Smartphone accessory can test three disease markers in a drop of blood in just 15 minutes
Roisin McGuigan |
A cheap smartphone accessory that can perform a multiplexed ELISA assay in just 15 minutes, without the need for lab equipment, has been developed by US researchers (Figure 1). Is there anything smartphones can’t do? We spoke to Tassaneewan Laksanasopin of Columbia University, US, and first author of the associated paper (1).
Why a smartphone?
We wanted to develop a relatively cheap, easily available technology to provide diagnostics at the point of care. Smartphones are widely accessible, and can be used as both a processor and a user interface to help keep the cost of the technology low.
How does it work?
It can replicate all mechanical, topical and electronic functions needed for a full, laboratory-quality immunoassay, without needing any stored energy – all the necessary power is drawn from the smartphone via the audiojack. The assay is multiplexed and can detect three infectious disease markers not currently available in a single test: HIV antibody, treponemal-specific antibody for syphilis, and non-treponemal antibody for active syphilis infection. The test is carried out inside a microfluidics cartridge the size of a credit card, and the results appear on the screen of your phone – all you need is a finger prick of blood and the test can be done in 15 minutes (watch the video online at Click Here).

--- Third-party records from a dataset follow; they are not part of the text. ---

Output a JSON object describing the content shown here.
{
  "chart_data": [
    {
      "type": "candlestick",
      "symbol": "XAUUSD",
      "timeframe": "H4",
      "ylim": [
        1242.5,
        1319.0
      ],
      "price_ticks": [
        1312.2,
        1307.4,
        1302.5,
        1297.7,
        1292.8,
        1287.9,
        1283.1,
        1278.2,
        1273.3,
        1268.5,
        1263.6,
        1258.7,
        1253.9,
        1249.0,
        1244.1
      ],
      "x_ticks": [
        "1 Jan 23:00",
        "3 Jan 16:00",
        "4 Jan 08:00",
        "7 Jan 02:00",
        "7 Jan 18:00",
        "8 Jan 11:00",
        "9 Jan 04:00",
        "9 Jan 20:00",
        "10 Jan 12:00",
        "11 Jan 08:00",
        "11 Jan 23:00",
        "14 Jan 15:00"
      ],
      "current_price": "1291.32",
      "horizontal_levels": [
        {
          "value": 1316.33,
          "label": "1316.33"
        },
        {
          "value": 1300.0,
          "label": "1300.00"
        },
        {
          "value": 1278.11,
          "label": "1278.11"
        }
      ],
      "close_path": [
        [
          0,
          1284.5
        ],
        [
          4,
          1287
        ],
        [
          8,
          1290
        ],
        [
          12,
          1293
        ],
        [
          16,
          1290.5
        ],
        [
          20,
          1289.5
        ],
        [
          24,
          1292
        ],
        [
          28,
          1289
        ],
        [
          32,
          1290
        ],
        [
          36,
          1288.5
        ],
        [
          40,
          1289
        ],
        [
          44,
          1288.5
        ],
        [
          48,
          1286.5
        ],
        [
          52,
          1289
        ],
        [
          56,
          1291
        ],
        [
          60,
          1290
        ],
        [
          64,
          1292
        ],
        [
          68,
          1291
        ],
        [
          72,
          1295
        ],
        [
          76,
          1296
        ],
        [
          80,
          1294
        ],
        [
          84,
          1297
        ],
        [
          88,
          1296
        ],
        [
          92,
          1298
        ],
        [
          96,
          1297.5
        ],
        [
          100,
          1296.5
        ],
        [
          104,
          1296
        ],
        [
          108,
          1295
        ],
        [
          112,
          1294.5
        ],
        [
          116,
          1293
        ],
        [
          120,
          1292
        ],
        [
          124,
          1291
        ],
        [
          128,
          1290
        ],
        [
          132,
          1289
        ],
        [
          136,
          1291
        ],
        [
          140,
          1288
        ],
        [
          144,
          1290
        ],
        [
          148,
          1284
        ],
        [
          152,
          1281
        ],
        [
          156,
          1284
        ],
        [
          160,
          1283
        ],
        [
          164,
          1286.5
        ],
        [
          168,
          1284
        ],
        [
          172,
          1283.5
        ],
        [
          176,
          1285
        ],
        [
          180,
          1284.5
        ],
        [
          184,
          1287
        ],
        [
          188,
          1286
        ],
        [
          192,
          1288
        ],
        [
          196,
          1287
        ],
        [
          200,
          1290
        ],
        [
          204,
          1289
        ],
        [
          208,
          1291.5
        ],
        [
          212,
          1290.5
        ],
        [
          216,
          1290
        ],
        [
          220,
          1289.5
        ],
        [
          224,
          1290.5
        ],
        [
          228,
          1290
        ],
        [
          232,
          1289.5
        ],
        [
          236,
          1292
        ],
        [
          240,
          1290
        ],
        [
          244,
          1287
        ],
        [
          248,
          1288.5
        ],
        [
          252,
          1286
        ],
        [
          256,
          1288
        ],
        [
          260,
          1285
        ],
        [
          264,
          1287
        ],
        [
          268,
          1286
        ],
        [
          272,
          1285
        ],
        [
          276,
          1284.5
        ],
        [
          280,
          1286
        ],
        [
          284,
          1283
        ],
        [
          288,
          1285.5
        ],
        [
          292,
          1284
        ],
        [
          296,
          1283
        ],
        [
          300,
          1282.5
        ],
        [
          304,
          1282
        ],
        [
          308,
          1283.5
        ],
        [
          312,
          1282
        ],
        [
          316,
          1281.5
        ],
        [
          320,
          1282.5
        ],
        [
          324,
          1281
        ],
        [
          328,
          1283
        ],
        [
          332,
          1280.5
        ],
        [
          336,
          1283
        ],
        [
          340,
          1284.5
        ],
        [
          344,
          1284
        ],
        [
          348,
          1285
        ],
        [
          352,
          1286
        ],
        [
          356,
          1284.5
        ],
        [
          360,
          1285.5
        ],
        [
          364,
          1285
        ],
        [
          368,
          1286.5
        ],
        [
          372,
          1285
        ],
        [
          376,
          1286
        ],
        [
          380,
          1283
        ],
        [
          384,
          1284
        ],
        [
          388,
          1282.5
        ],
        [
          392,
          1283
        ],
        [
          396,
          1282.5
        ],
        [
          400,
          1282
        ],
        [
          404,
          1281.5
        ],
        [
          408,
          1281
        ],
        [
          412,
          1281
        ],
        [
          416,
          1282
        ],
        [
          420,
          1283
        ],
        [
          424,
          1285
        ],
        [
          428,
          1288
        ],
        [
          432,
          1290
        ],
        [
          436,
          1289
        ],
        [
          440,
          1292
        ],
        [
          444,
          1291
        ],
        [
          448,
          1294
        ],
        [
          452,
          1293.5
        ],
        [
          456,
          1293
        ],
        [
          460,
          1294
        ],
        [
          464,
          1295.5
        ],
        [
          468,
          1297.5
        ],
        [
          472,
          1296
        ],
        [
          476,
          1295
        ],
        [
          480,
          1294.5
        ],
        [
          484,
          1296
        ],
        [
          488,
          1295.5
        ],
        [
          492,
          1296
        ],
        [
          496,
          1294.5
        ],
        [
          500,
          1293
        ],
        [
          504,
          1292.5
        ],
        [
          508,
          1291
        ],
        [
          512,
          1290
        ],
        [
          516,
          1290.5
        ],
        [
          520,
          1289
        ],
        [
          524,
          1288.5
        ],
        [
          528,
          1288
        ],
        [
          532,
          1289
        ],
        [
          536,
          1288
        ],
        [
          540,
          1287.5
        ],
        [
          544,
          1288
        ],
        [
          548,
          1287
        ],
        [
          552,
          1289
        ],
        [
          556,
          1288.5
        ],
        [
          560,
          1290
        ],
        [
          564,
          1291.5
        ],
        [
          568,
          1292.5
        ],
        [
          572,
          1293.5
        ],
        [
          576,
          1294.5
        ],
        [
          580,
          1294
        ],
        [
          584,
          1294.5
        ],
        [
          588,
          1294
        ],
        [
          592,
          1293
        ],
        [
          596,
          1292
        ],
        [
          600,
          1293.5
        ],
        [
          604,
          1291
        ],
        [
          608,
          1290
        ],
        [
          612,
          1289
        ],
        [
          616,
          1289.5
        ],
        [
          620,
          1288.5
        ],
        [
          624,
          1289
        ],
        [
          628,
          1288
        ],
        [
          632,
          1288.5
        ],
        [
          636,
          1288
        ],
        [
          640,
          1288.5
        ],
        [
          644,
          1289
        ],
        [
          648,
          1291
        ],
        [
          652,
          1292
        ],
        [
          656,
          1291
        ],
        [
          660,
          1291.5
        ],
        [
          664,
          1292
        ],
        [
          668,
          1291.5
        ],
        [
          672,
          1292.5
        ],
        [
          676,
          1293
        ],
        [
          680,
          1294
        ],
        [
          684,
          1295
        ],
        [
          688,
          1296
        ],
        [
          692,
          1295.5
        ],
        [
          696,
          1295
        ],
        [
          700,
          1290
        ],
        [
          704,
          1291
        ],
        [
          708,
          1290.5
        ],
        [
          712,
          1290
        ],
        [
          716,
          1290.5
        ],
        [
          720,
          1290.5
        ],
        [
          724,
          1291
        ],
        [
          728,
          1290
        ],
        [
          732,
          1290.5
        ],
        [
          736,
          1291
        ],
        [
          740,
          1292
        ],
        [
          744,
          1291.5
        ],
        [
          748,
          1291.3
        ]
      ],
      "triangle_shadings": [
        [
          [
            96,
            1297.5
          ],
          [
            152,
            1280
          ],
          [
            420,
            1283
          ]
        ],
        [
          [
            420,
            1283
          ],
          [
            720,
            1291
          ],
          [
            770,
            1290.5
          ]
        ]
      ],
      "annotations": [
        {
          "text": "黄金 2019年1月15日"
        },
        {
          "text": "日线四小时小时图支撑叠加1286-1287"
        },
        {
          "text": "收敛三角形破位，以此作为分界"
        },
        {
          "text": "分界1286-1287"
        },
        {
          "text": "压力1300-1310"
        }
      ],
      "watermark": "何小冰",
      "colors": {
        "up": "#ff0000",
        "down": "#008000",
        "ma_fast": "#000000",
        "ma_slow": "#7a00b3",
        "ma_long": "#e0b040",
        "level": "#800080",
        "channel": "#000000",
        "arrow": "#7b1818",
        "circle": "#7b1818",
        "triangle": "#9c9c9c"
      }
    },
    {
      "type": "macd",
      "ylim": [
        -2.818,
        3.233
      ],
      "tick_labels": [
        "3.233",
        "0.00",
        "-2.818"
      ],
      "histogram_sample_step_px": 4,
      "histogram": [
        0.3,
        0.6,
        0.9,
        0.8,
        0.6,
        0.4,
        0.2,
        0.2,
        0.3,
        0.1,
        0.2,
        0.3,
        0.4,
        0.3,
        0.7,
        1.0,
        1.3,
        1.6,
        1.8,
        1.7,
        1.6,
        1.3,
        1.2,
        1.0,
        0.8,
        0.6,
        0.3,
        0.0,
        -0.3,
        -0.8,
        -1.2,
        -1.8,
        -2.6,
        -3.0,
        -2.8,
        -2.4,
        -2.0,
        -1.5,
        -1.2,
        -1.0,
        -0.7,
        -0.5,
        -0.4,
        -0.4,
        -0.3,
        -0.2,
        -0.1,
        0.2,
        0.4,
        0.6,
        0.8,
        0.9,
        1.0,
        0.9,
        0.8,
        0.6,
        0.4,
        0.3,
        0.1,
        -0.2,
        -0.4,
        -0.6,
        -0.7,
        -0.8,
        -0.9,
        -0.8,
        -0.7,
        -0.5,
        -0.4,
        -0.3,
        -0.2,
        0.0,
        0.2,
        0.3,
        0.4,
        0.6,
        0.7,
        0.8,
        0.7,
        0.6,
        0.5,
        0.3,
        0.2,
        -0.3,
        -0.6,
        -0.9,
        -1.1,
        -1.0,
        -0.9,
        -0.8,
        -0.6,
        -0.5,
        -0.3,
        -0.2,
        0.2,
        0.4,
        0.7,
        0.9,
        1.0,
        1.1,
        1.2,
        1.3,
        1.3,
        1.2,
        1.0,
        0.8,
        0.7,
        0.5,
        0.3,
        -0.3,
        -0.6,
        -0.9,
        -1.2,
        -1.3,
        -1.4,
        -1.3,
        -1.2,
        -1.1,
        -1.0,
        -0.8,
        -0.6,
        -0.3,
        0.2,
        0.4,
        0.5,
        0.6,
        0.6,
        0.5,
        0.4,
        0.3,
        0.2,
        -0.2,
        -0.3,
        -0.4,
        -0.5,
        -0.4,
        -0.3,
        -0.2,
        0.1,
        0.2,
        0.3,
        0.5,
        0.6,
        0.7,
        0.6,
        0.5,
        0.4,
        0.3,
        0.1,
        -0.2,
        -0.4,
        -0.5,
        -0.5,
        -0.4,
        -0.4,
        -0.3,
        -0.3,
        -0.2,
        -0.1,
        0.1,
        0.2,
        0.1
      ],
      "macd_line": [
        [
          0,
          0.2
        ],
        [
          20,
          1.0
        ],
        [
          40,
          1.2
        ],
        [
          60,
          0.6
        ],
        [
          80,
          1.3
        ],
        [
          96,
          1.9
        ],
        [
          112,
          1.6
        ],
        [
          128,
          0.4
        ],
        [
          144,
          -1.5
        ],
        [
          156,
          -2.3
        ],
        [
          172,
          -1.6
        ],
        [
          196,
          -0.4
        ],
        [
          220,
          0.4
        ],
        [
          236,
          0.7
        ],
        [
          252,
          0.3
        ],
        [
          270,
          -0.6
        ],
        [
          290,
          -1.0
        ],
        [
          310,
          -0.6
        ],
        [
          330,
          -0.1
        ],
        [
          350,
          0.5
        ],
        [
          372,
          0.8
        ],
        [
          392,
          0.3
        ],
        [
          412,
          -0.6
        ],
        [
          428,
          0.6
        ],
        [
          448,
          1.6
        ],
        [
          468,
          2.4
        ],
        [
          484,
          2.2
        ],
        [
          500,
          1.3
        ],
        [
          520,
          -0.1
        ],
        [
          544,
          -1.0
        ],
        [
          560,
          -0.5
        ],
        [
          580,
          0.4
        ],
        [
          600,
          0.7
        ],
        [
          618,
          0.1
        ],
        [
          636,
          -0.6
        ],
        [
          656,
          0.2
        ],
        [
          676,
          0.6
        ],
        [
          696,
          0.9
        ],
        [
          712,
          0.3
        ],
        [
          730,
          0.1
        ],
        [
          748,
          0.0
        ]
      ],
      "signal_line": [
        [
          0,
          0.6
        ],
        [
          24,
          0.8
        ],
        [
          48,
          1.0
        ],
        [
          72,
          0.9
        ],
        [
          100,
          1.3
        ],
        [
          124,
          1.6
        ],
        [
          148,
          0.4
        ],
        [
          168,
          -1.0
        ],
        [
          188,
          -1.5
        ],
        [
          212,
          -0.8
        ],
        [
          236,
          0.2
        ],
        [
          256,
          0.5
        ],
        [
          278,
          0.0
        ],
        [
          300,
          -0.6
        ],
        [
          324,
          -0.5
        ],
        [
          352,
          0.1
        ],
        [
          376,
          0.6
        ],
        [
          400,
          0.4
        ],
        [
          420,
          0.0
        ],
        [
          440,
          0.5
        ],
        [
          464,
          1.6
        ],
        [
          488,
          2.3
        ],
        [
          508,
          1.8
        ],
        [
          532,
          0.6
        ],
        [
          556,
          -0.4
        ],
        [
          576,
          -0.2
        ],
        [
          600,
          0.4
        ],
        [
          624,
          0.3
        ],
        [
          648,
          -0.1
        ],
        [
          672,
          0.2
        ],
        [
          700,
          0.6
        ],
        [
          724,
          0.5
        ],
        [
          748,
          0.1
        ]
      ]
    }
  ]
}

How could it affect infectious disease management in developing countries?
Early diagnosis and treatment of sexually transmitted diseases in pregnant mothers can greatly reduce adverse consequences to both mothers and their babies but currently, these tests are not all done at the first visit to the clinic. Our multiplexed test can simplify the workflow for healthcare workers and ensure diagnosis happens fast for patients. The dongle could have a broad range of users because it is simple and user-friendly – it can allow almost any population with a smartphone to access lab-based diagnostics at the point of care.
We are hoping to conduct a larger-scale trial of the technology, obtain World Health Organization approval, and get the device to market in the next few years. We are also exploring how we might adapt our technology for consumer health in developed countries too.
- T Laksanasopin et al., “A smartphone dongle for diagnosis of infectious diseases at the point of care”, Sci Tranl Med, 7, 273re1 (2015). PMID: 25653222.